When my dad went off to college at UNC in the 1950s, his friends made fun of him the first time he suggested they go to the “picture show.” That’s all he’d ever heard the movies called when he was growing up in the small town of Coleridge, and his friends laughed at him for being so country.
In 2014, the Los Angeles Times reported that Paramount Pictures stopped releasing movies on film. From now on, distribution will be digital. Nothing to hold on to. No reel to load. Nothing to thread into a hulking 35-millimeter projector.
It won’t affect how we see movies — “picture shows” — in a theater. To us, the audience, those pictures will look the same on screen — but do you know what this means? It means we can no longer legitimately call them “films.”

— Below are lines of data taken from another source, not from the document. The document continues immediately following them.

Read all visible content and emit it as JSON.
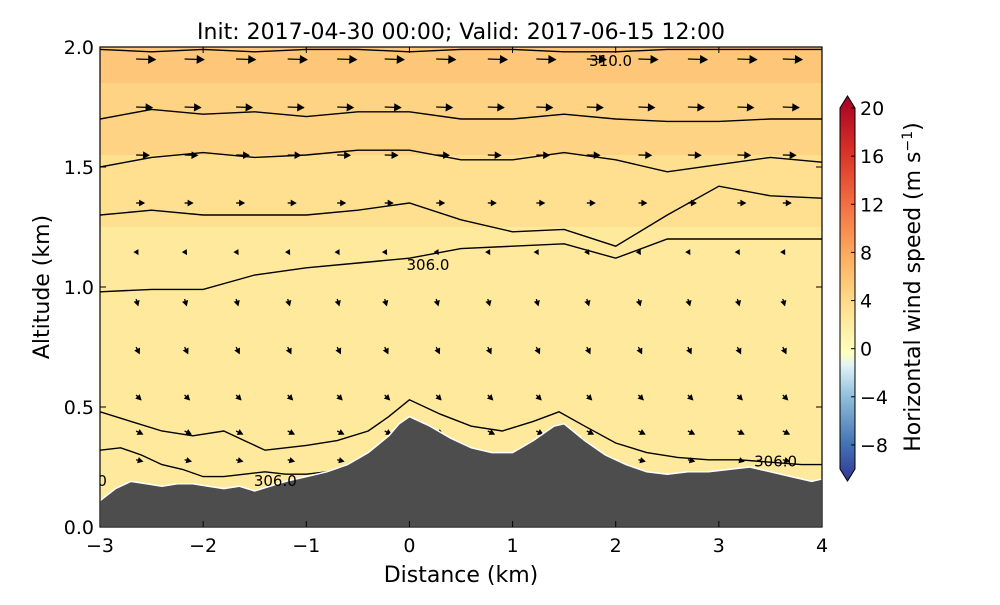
{
  "chart_data": {
    "type": "heatmap",
    "title": "Init: 2017-04-30 00:00; Valid: 2017-06-15 12:00",
    "xlabel": "Distance (km)",
    "ylabel": "Altitude (km)",
    "xlim": [
      -3,
      4
    ],
    "ylim": [
      0.0,
      2.0
    ],
    "xticks": [
      -3,
      -2,
      -1,
      0,
      1,
      2,
      3,
      4
    ],
    "yticks": [
      0.0,
      0.5,
      1.0,
      1.5,
      2.0
    ],
    "colorbar": {
      "label": "Horizontal wind speed (m s",
      "label_exponent": "−1",
      "label_close": ")",
      "range": [
        -10,
        20
      ],
      "ticks": [
        -8,
        -4,
        0,
        4,
        8,
        12,
        16,
        20
      ],
      "negative_color": "#313695",
      "zero_color": "#ffffbf",
      "positive_color": "#a50026"
    },
    "terrain": {
      "color": "#4d4d4d",
      "x": [
        -3.0,
        -2.85,
        -2.7,
        -2.55,
        -2.4,
        -2.25,
        -2.1,
        -1.95,
        -1.8,
        -1.65,
        -1.5,
        -1.35,
        -1.2,
        -1.0,
        -0.8,
        -0.6,
        -0.4,
        -0.2,
        -0.1,
        0.0,
        0.2,
        0.4,
        0.6,
        0.8,
        1.0,
        1.2,
        1.4,
        1.5,
        1.7,
        1.9,
        2.1,
        2.3,
        2.5,
        2.7,
        2.9,
        3.1,
        3.3,
        3.5,
        3.7,
        3.9,
        4.0
      ],
      "y": [
        0.11,
        0.16,
        0.19,
        0.18,
        0.17,
        0.18,
        0.18,
        0.17,
        0.16,
        0.17,
        0.15,
        0.17,
        0.19,
        0.21,
        0.23,
        0.26,
        0.31,
        0.38,
        0.43,
        0.46,
        0.42,
        0.37,
        0.33,
        0.31,
        0.31,
        0.36,
        0.42,
        0.43,
        0.36,
        0.3,
        0.26,
        0.23,
        0.22,
        0.23,
        0.23,
        0.24,
        0.25,
        0.23,
        0.21,
        0.19,
        0.2
      ]
    },
    "background_field": [
      {
        "y": [
          1.85,
          2.0
        ],
        "speed": 5.5
      },
      {
        "y": [
          1.55,
          1.85
        ],
        "speed": 4.5
      },
      {
        "y": [
          1.25,
          1.55
        ],
        "speed": 3.5
      },
      {
        "y": [
          0.9,
          1.25
        ],
        "speed": 2.5
      },
      {
        "y": [
          0.0,
          0.9
        ],
        "speed": 2.5
      }
    ],
    "potential_temperature_contours": [
      {
        "x": [
          -3,
          -2.5,
          -2,
          -1.5,
          -1,
          -0.5,
          0,
          0.5,
          1,
          1.5,
          2,
          2.5,
          3,
          3.5,
          4
        ],
        "y": [
          1.99,
          1.98,
          1.99,
          1.98,
          1.99,
          1.99,
          1.98,
          1.99,
          1.99,
          1.98,
          1.98,
          1.99,
          1.99,
          1.99,
          1.99
        ]
      },
      {
        "x": [
          -3,
          -2.5,
          -2,
          -1.5,
          -1,
          -0.5,
          0,
          0.5,
          1,
          1.5,
          2,
          2.5,
          3,
          3.5,
          4
        ],
        "y": [
          1.7,
          1.74,
          1.72,
          1.73,
          1.71,
          1.73,
          1.73,
          1.7,
          1.7,
          1.72,
          1.7,
          1.69,
          1.69,
          1.7,
          1.7
        ]
      },
      {
        "x": [
          -3,
          -2.5,
          -2,
          -1.5,
          -1,
          -0.5,
          0,
          0.5,
          1,
          1.5,
          2,
          2.5,
          3,
          3.5,
          4
        ],
        "y": [
          1.5,
          1.54,
          1.56,
          1.54,
          1.55,
          1.57,
          1.57,
          1.53,
          1.53,
          1.56,
          1.53,
          1.48,
          1.51,
          1.54,
          1.52
        ]
      },
      {
        "x": [
          -3,
          -2.5,
          -2,
          -1.5,
          -1,
          -0.5,
          0,
          0.5,
          1,
          1.5,
          2,
          2.5,
          3,
          3.5,
          4
        ],
        "y": [
          1.3,
          1.32,
          1.3,
          1.3,
          1.3,
          1.32,
          1.35,
          1.28,
          1.23,
          1.24,
          1.17,
          1.3,
          1.42,
          1.38,
          1.37
        ]
      },
      {
        "x": [
          -3,
          -2.5,
          -2,
          -1.5,
          -1,
          -0.5,
          0,
          0.5,
          1,
          1.5,
          2,
          2.5,
          3,
          3.5,
          4
        ],
        "y": [
          0.98,
          0.99,
          0.99,
          1.05,
          1.08,
          1.1,
          1.12,
          1.16,
          1.17,
          1.18,
          1.12,
          1.2,
          1.2,
          1.2,
          1.2
        ]
      },
      {
        "x": [
          -3,
          -2.7,
          -2.4,
          -2.1,
          -1.8,
          -1.6,
          -1.4,
          -1.2,
          -1.0,
          -0.7,
          -0.4,
          -0.2,
          0.0,
          0.3,
          0.6,
          0.9,
          1.2,
          1.45,
          1.7,
          2.0,
          2.3,
          2.6,
          2.9,
          3.2,
          3.5,
          3.8,
          4.0
        ],
        "y": [
          0.48,
          0.44,
          0.4,
          0.38,
          0.4,
          0.36,
          0.32,
          0.33,
          0.34,
          0.36,
          0.4,
          0.46,
          0.53,
          0.47,
          0.42,
          0.4,
          0.44,
          0.48,
          0.42,
          0.35,
          0.31,
          0.29,
          0.28,
          0.28,
          0.27,
          0.26,
          0.26
        ]
      },
      {
        "x": [
          -3,
          -2.8,
          -2.6,
          -2.4,
          -2.2,
          -2.0,
          -1.8,
          -1.6,
          -1.4,
          -1.2,
          -1.0,
          -0.8,
          -0.5
        ],
        "y": [
          0.32,
          0.33,
          0.3,
          0.26,
          0.24,
          0.21,
          0.21,
          0.22,
          0.23,
          0.22,
          0.22,
          0.23,
          0.25
        ]
      }
    ],
    "contour_labels": [
      {
        "text": "310.0",
        "x": 1.95,
        "y": 1.94
      },
      {
        "text": "306.0",
        "x": 0.18,
        "y": 1.09
      },
      {
        "text": "306.0",
        "x": -1.3,
        "y": 0.19
      },
      {
        "text": "306.0",
        "x": 3.55,
        "y": 0.27
      },
      {
        "text": "0",
        "x": -2.98,
        "y": 0.19
      }
    ],
    "wind_vectors": {
      "x": [
        -2.65,
        -2.18,
        -1.68,
        -1.18,
        -0.7,
        -0.24,
        0.26,
        0.76,
        1.23,
        1.72,
        2.22,
        2.7,
        3.18,
        3.62
      ],
      "rows": [
        {
          "y": 1.95,
          "u": 6,
          "w": -0.2
        },
        {
          "y": 1.75,
          "u": 5,
          "w": -0.2
        },
        {
          "y": 1.55,
          "u": 4,
          "w": -0.1
        },
        {
          "y": 1.35,
          "u": 2.5,
          "w": 0
        },
        {
          "y": 1.15,
          "u": 0.6,
          "w": -1
        },
        {
          "y": 0.95,
          "u": 0.6,
          "w": -2
        },
        {
          "y": 0.75,
          "u": 1,
          "w": -2
        },
        {
          "y": 0.55,
          "u": 1.5,
          "w": -1.5
        },
        {
          "y": 0.4,
          "u": 2,
          "w": -1
        },
        {
          "y": 0.28,
          "u": 2,
          "w": -0.5
        }
      ]
    }
  }
}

When I was about 10 years old, I got a handheld Canon Super 8 movie camera for a birthday present. For months, I walked around with the rubber eyecup of the camera pressed against my Coke-bottle glasses, and I aimed that thing everywhere — at the birds on the feeder in the backyard, at my mom while she washed dishes and folded laundry, at my dad drinking coffee at the kitchen table. With no real storyline to shoot, I recorded the mundane details of my family’s day.
That camera, though, fueled for me a lifelong passion for movies — not just going to them but a love for how they’re made. In high school, I subscribed to moviemaking magazines, and when I was in college, I got a job in a video store. We played movies on a loop all day in the store, and after work, I went to midnight screenings at the Terrace and the Janus, fantastic independent movie theaters in Greensboro. In fact, when the Janus opened in the late ’60s, it was the only two-screen theater between Washington, D.C., and Atlanta, Georgia.
For years, I saw nearly every movie that came to those theaters. I was one of the first in line on opening night of The Last of the Mohicans; I remember the amped-up adrenaline of the audience watching Days of Thunder. All of us in our seats in the darkened theater were answering the universal call of the movies: a chance to escape from the commonplace of our own lives; two hours of romance and action and drama and comedy and animation — storylines that were long ways away from washing dishes and folding laundry and drinking coffee at the kitchen table.
The Terrace and the Janus are no more — Romano’s Macaroni Grill restaurant sits in the spot where I crossed through those red velvet ropes so many times; a multistory First Citizens Bank sits in the old spot that used to house the Janus.
But that’s the beauty of movie theaters — long after they’re gone, you can still remember what they held. And that’s the beauty of movies, too. Long after the show is over, you still remember the story.
I haven’t seen those reels from my Super 8 camera in many decades, but I know what’s on them: There are frames of me walking up the staircase of our old house, dressed in my pajamas and proudly holding out my palm with a tooth in it; I’m sure I must’ve put it under my pillow when I got to my bedroom. There are other scenes, too: a five-minute stretch of green trees and blurry mountains shot from a car window on a drive along the Blue Ridge Parkway. My grandmother and grandfather standing beneath a sprig of mistletoe that I Scotch-taped to the door casing in their kitchen; when they realize I’m filming them, they laugh and lean in to kiss each other. And there’s a scene of my childhood dog, circling, circling, to find a warm spot in the sunshine beneath a window in our old house.
There’s something about that particular scene that makes me so happy — the way her little body curls into a C, the way she tucks her nose beneath her leg. My camera didn’t record sound, and yet, I am sure I can hear her toenails tapping on the hardwoods; I am sure I can hear her breathing, softly snoring, on the floor.
Those movies, simple as they were, made us stars in our lives. When I think of these scenes now, they’re the opposite of mundane. They’re majestic.